C'est aussi refuser de reconnaître que la principale raison de l'érosion du rendement de l'impôt sur les sociétés depuis 15 ans réside d'abord dans la baisse régulière des taux depuis 2000, signe le plus patent de la compétition fiscale entre les États. Ce mouvement a d'ailleurs repris récemment, comme en témoignent les annonces faites par le Royaume-Uni et l'Irlande. La situation est d'autant plus préoccupante que l'écart entre les taux les plus bas (12,5% en Irlande) et les plus hauts (38% en France) n'a jamais été aussi élevé... et encore, il ne s'agit là que des taux apparents et non effectifs.

La commission européenne ouvre la boîte de Pandore

Il est temps d'assumer que la convergence des assiettes implique également celle des taux et de mettre un terme à une course au mieux-disant déloyale.

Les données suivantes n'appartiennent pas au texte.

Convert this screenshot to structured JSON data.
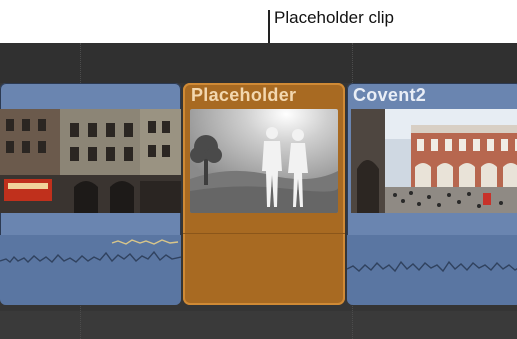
{
  "annotation": {
    "label": "Placeholder clip"
  },
  "timeline": {
    "clips": [
      {
        "title": "",
        "kind": "video"
      },
      {
        "title": "Placeholder",
        "kind": "placeholder"
      },
      {
        "title": "Covent2",
        "kind": "video"
      }
    ]
  },
  "colors": {
    "video_clip": "#6a85b0",
    "placeholder_clip": "#a86a22",
    "timeline_bg": "#353535"
  }
}
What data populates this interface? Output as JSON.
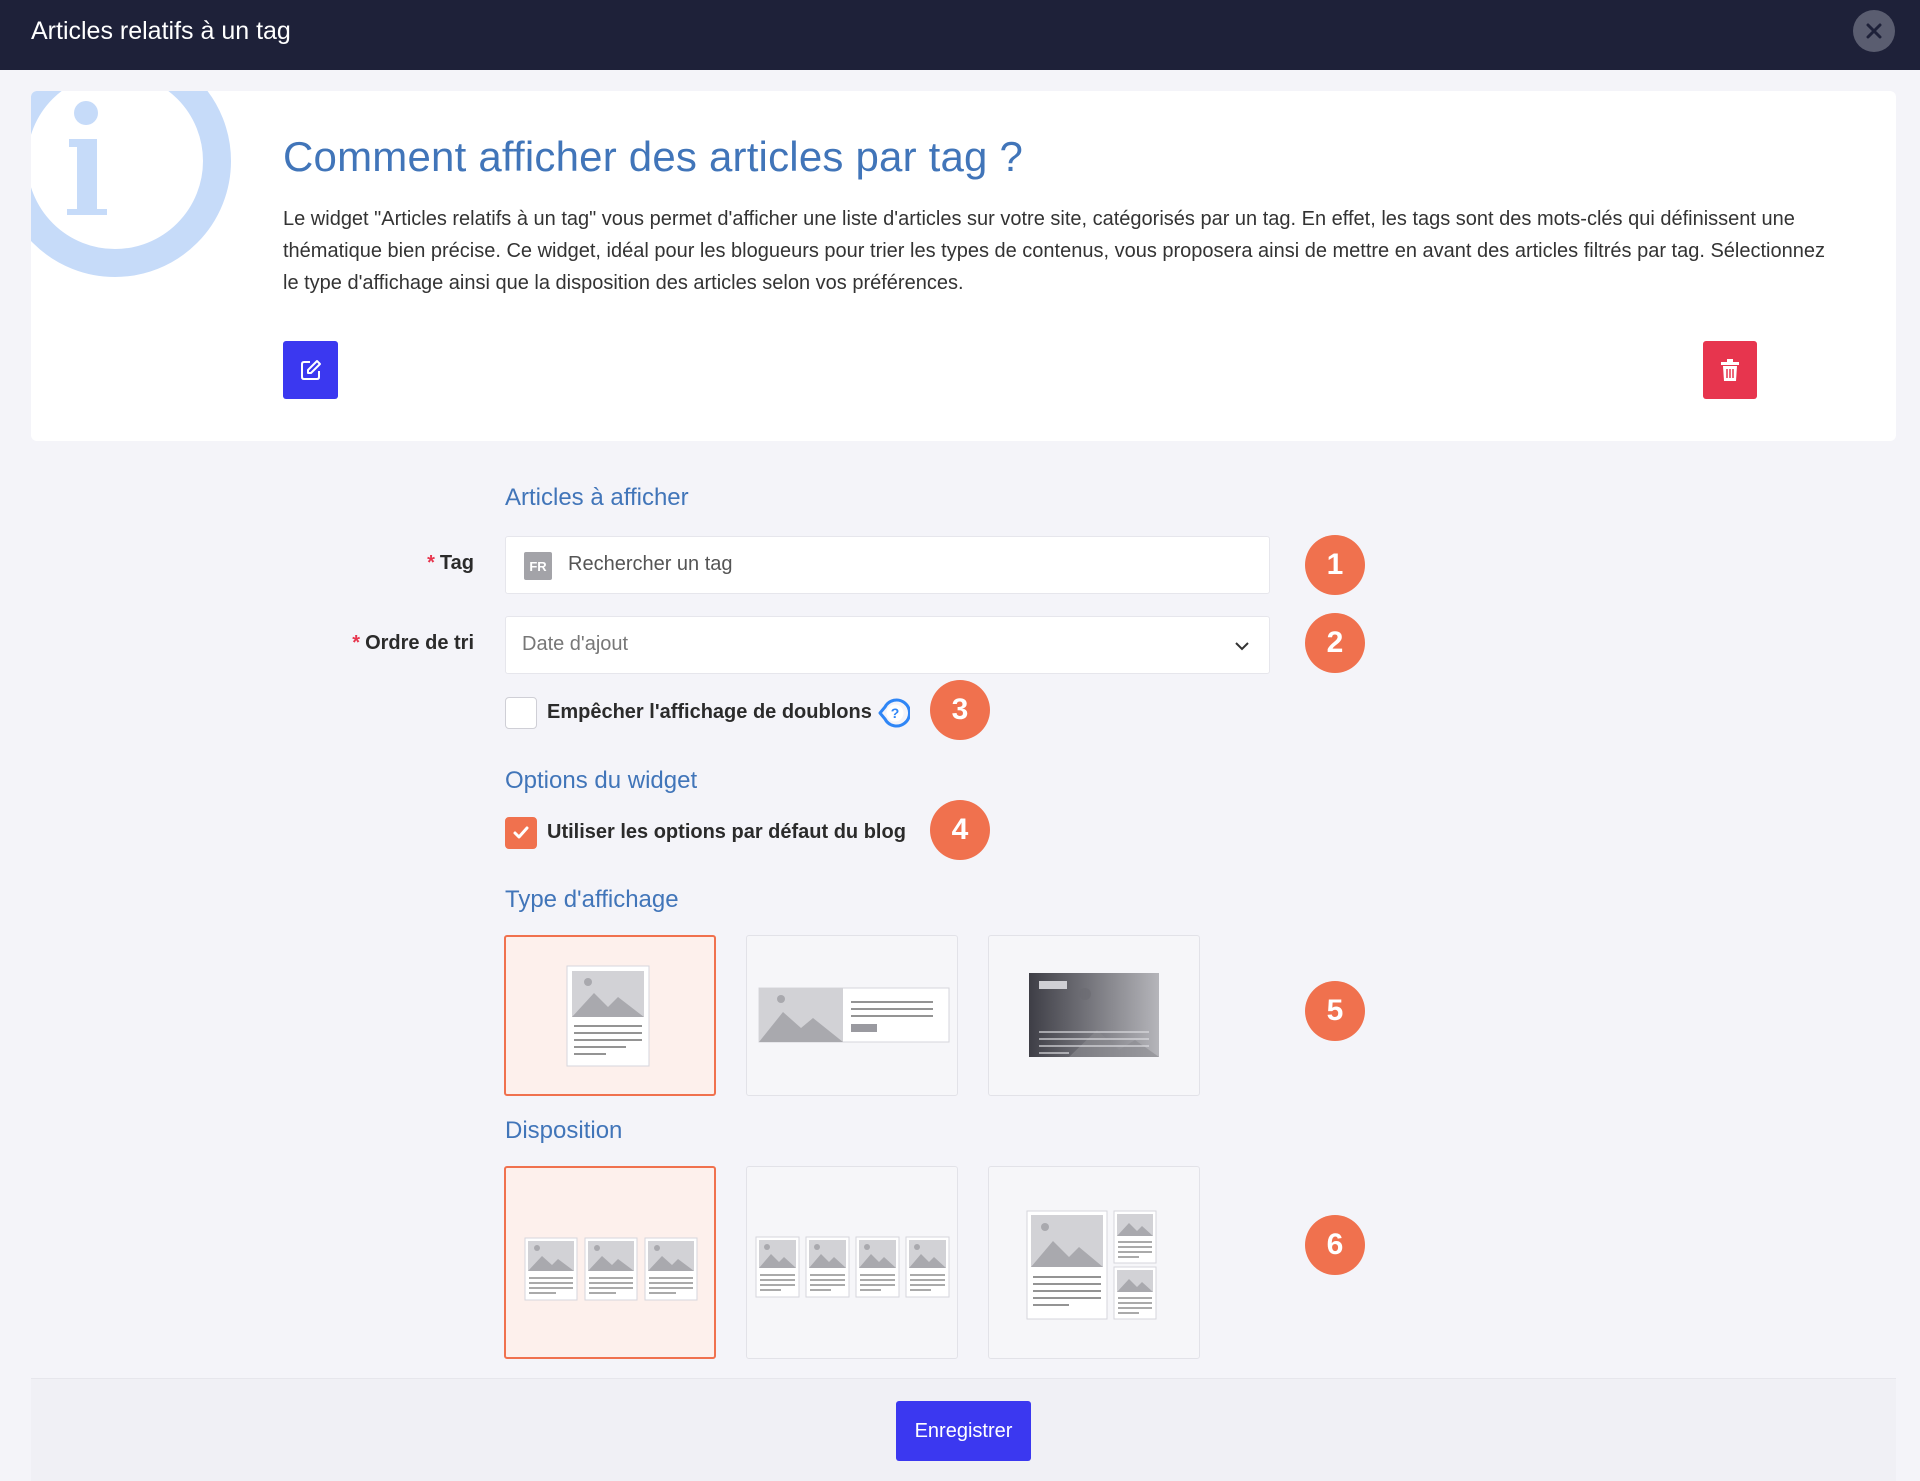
{
  "window": {
    "title": "Articles relatifs à un tag"
  },
  "info": {
    "title": "Comment afficher des articles par tag ?",
    "text": "Le widget \"Articles relatifs à un tag\" vous permet d'afficher une liste d'articles sur votre site, catégorisés par un tag. En effet, les tags sont des mots-clés qui définissent une thématique bien précise. Ce widget, idéal pour les blogueurs pour trier les types de contenus, vous proposera ainsi de mettre en avant des articles filtrés par tag. Sélectionnez le type d'affichage ainsi que la disposition des articles selon vos préférences."
  },
  "form": {
    "articles_section": "Articles à afficher",
    "tag": {
      "label": "Tag",
      "required_mark": "*",
      "lang_badge": "FR",
      "placeholder": "Rechercher un tag"
    },
    "sort": {
      "label": "Ordre de tri",
      "required_mark": "*",
      "value": "Date d'ajout"
    },
    "no_duplicates": {
      "label": "Empêcher l'affichage de doublons",
      "checked": false
    },
    "options_section": "Options du widget",
    "use_defaults": {
      "label": "Utiliser les options par défaut du blog",
      "checked": true
    },
    "display_section": "Type d'affichage",
    "display_types": [
      {
        "name": "card",
        "selected": true
      },
      {
        "name": "horizontal",
        "selected": false
      },
      {
        "name": "overlay",
        "selected": false
      }
    ],
    "layout_section": "Disposition",
    "layouts": [
      {
        "name": "3-columns",
        "selected": true
      },
      {
        "name": "4-columns",
        "selected": false
      },
      {
        "name": "featured-grid",
        "selected": false
      }
    ]
  },
  "steps": [
    "1",
    "2",
    "3",
    "4",
    "5",
    "6"
  ],
  "footer": {
    "save_label": "Enregistrer"
  },
  "colors": {
    "accent": "#f0714e",
    "primary": "#3b38f0",
    "danger": "#e7354e",
    "header": "#1e2139",
    "heading": "#4175b9"
  }
}
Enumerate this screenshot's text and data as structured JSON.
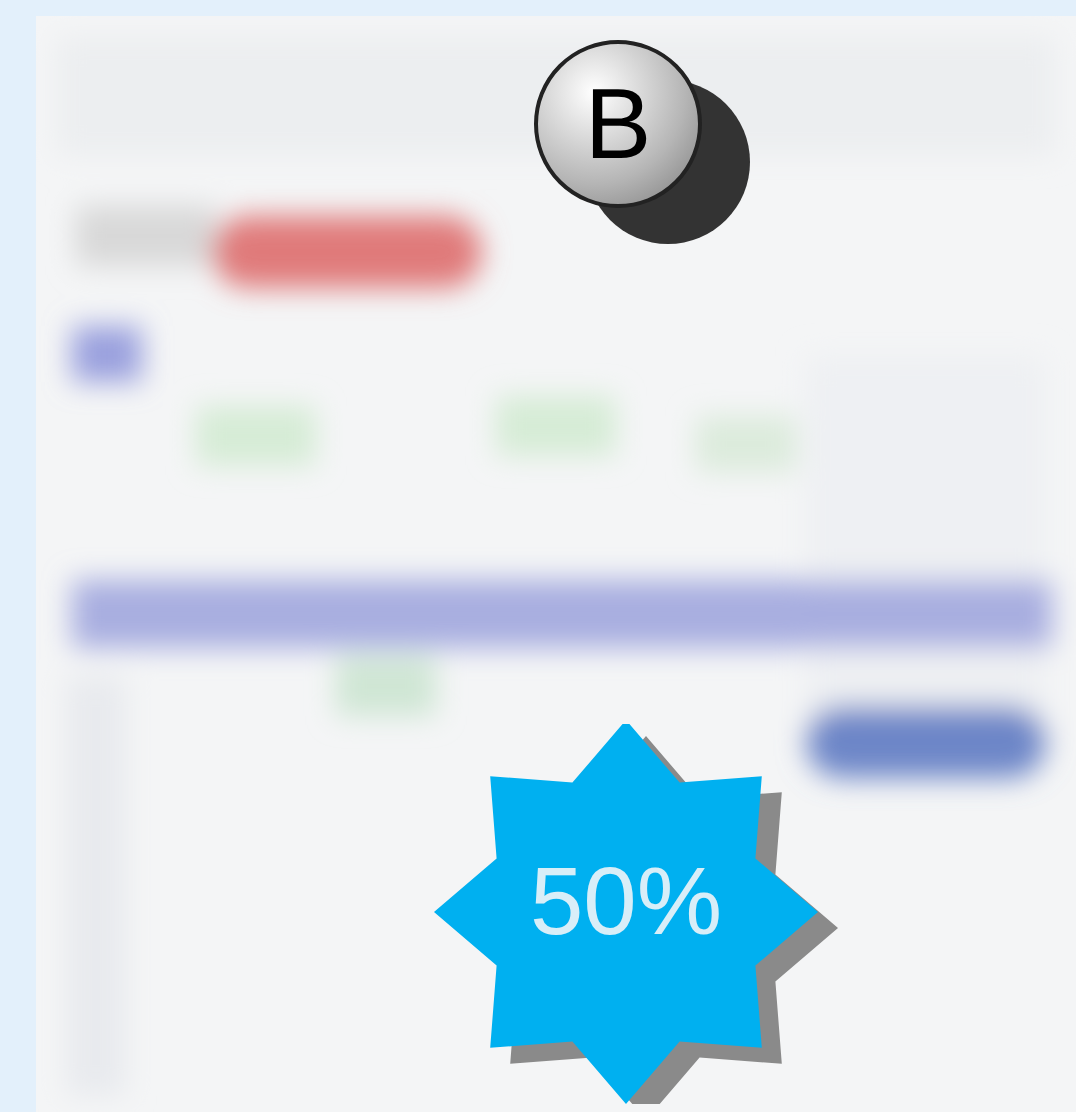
{
  "badge": {
    "letter": "B"
  },
  "discount": {
    "label": "50%"
  }
}
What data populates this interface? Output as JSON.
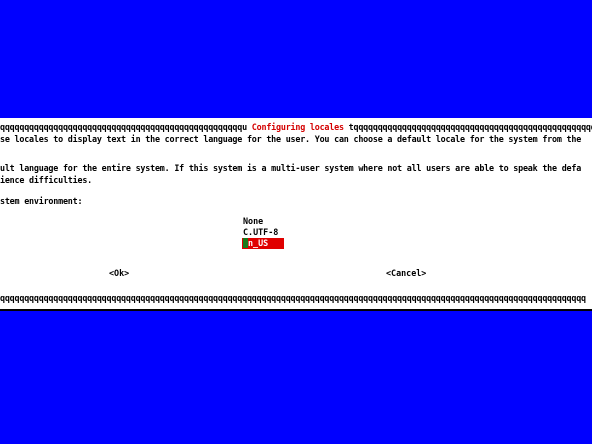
{
  "colors": {
    "background": "#0000ff",
    "dialog": "#ffffff",
    "title": "#d40000",
    "selection": "#e00000",
    "cursor": "#1a7a1a"
  },
  "dialog": {
    "title_left": "qqqqqqqqqqqqqqqqqqqqqqqqqqqqqqqqqqqqqqqqqqqqqqqqqqu ",
    "title": "Configuring locales",
    "title_right": " tqqqqqqqqqqqqqqqqqqqqqqqqqqqqqqqqqqqqqqqqqqqqqqqqqqqqqqqqqqqqqqqqq",
    "text_lines": [
      "se locales to display text in the correct language for the user. You can choose a default locale for the system from the",
      "",
      "ult language for the entire system. If this system is a multi-user system where not all users are able to speak the defa",
      "ience difficulties.",
      "",
      "stem environment:"
    ],
    "locale_options": [
      "None",
      "C.UTF-8",
      "n_US"
    ],
    "selected_index": 2,
    "ok_label": "<Ok>",
    "cancel_label": "<Cancel>",
    "bottom_border": "qqqqqqqqqqqqqqqqqqqqqqqqqqqqqqqqqqqqqqqqqqqqqqqqqqqqqqqqqqqqqqqqqqqqqqqqqqqqqqqqqqqqqqqqqqqqqqqqqqqqqqqqqqqqqqqqqqqqqqqqq"
  }
}
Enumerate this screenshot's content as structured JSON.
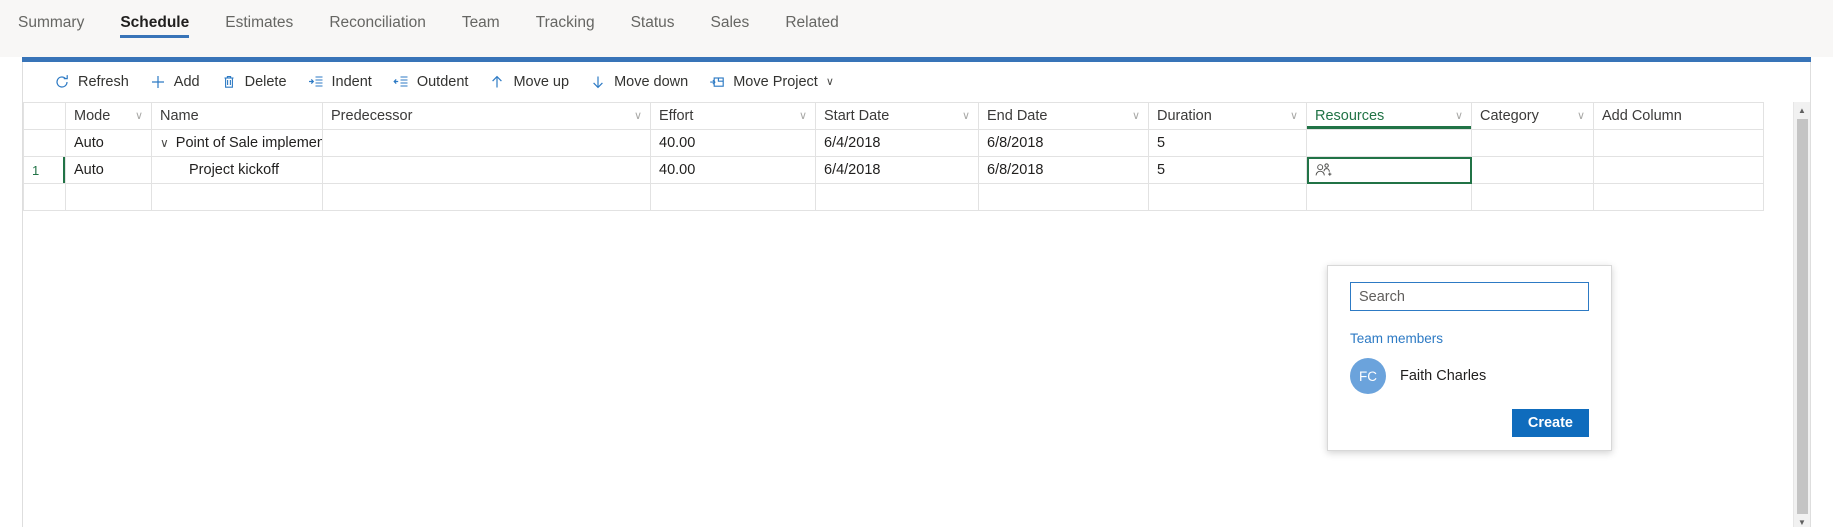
{
  "nav": {
    "tabs": [
      {
        "label": "Summary",
        "active": false
      },
      {
        "label": "Schedule",
        "active": true
      },
      {
        "label": "Estimates",
        "active": false
      },
      {
        "label": "Reconciliation",
        "active": false
      },
      {
        "label": "Team",
        "active": false
      },
      {
        "label": "Tracking",
        "active": false
      },
      {
        "label": "Status",
        "active": false
      },
      {
        "label": "Sales",
        "active": false
      },
      {
        "label": "Related",
        "active": false
      }
    ]
  },
  "toolbar": {
    "refresh_label": "Refresh",
    "add_label": "Add",
    "delete_label": "Delete",
    "indent_label": "Indent",
    "outdent_label": "Outdent",
    "move_up_label": "Move up",
    "move_down_label": "Move down",
    "move_project_label": "Move Project"
  },
  "grid": {
    "headers": {
      "rownum": "",
      "mode": "Mode",
      "name": "Name",
      "predecessor": "Predecessor",
      "effort": "Effort",
      "start_date": "Start Date",
      "end_date": "End Date",
      "duration": "Duration",
      "resources": "Resources",
      "category": "Category",
      "add_column": "Add Column"
    },
    "rows": [
      {
        "rownum": "",
        "mode": "Auto",
        "name": "Point of Sale implementation",
        "predecessor": "",
        "effort": "40.00",
        "start_date": "6/4/2018",
        "end_date": "6/8/2018",
        "duration": "5",
        "resources": "",
        "category": "",
        "add_column": ""
      },
      {
        "rownum": "1",
        "mode": "Auto",
        "name": "Project kickoff",
        "predecessor": "",
        "effort": "40.00",
        "start_date": "6/4/2018",
        "end_date": "6/8/2018",
        "duration": "5",
        "resources": "",
        "category": "",
        "add_column": ""
      },
      {
        "rownum": "",
        "mode": "",
        "name": "",
        "predecessor": "",
        "effort": "",
        "start_date": "",
        "end_date": "",
        "duration": "",
        "resources": "",
        "category": "",
        "add_column": ""
      }
    ]
  },
  "resource_popup": {
    "search_value": "",
    "search_placeholder": "Search",
    "team_members_label": "Team members",
    "member_initials": "FC",
    "member_name": "Faith Charles",
    "create_label": "Create"
  },
  "colors": {
    "accent_blue": "#3874b8",
    "icon_blue": "#2d7ac4",
    "active_green": "#217346",
    "button_blue": "#0f6cbd",
    "avatar_blue": "#6ba3dc"
  }
}
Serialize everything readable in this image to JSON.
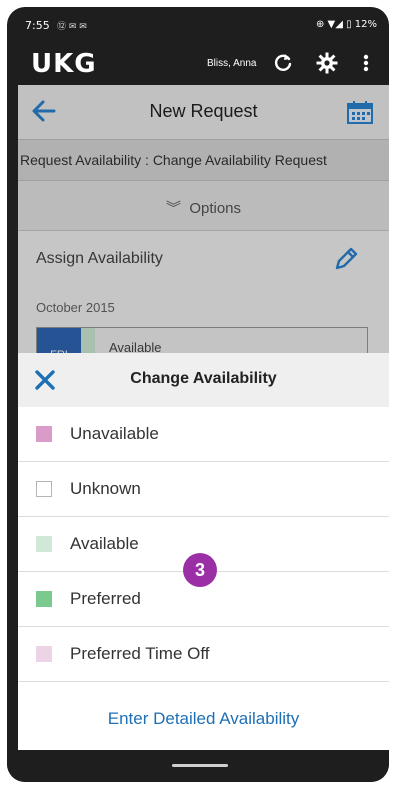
{
  "status_bar": {
    "time": "7:55",
    "mini_icons": "⑫ ✉ ✉",
    "right": "⊕ ▼◢ ▯ 12%"
  },
  "app_bar": {
    "logo": "UKG",
    "user_name": "Bliss, Anna",
    "icons": [
      "refresh-icon",
      "gear-icon",
      "menu-icon"
    ],
    "accent_color": "#4cc7c9"
  },
  "header": {
    "title": "New Request",
    "back_icon": "back-arrow-icon",
    "calendar_icon": "calendar-icon"
  },
  "request_bar": {
    "subtitle": "Request Availability : Change Availability Request",
    "options_label": "Options"
  },
  "assign_section": {
    "title": "Assign Availability",
    "month": "October 2015",
    "day_label": "FRI",
    "day_status": "Available"
  },
  "sheet": {
    "title": "Change Availability",
    "options": [
      {
        "label": "Unavailable",
        "color": "#d99bc8"
      },
      {
        "label": "Unknown",
        "color": "#ffffff"
      },
      {
        "label": "Available",
        "color": "#cfe9d6"
      },
      {
        "label": "Preferred",
        "color": "#7ac98f"
      },
      {
        "label": "Preferred Time Off",
        "color": "#ecd3e6"
      }
    ],
    "detailed_link": "Enter Detailed Availability"
  },
  "step_badge": "3"
}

L'étude de 2004 soulignait bien que l'instauration d'un taux minimal comporterait deux effets : l'un de prohiber la compétition fiscale en dessous d'un certain seuil, l'autre dans un contexte de base harmonisée de faire converger taux faciaux et taux effectifs, concluant à des gains économiques résultant d'une allocation plus efficiente du capital entre pays.
Loin d'être une simple solution technique à un problème d'évasion fiscale, l'annonce de la Commission européenne ouvre ainsi subrepticement une boîte de Pandore, dont le fonds recèle des sujets structurants pour l'avenir économique et l'équilibre institutionnel de l'Europe.
Il est plus que temps que ce débat soit transparent sur les vrais enjeux que porte en germe le projet, que l'on aborde avec cohérence l'ensemble de ses facettes et qu'enfin, la substance de la réflexion soit au cœur d'un débat, pas seulement fiscal, mais aussi politique au sens le plus noble du terme.
Transparence, substance et cohérence ne sont-ils pas les trois mots clés qui structurent toute l'approche contre l'érosion des bases fiscales ?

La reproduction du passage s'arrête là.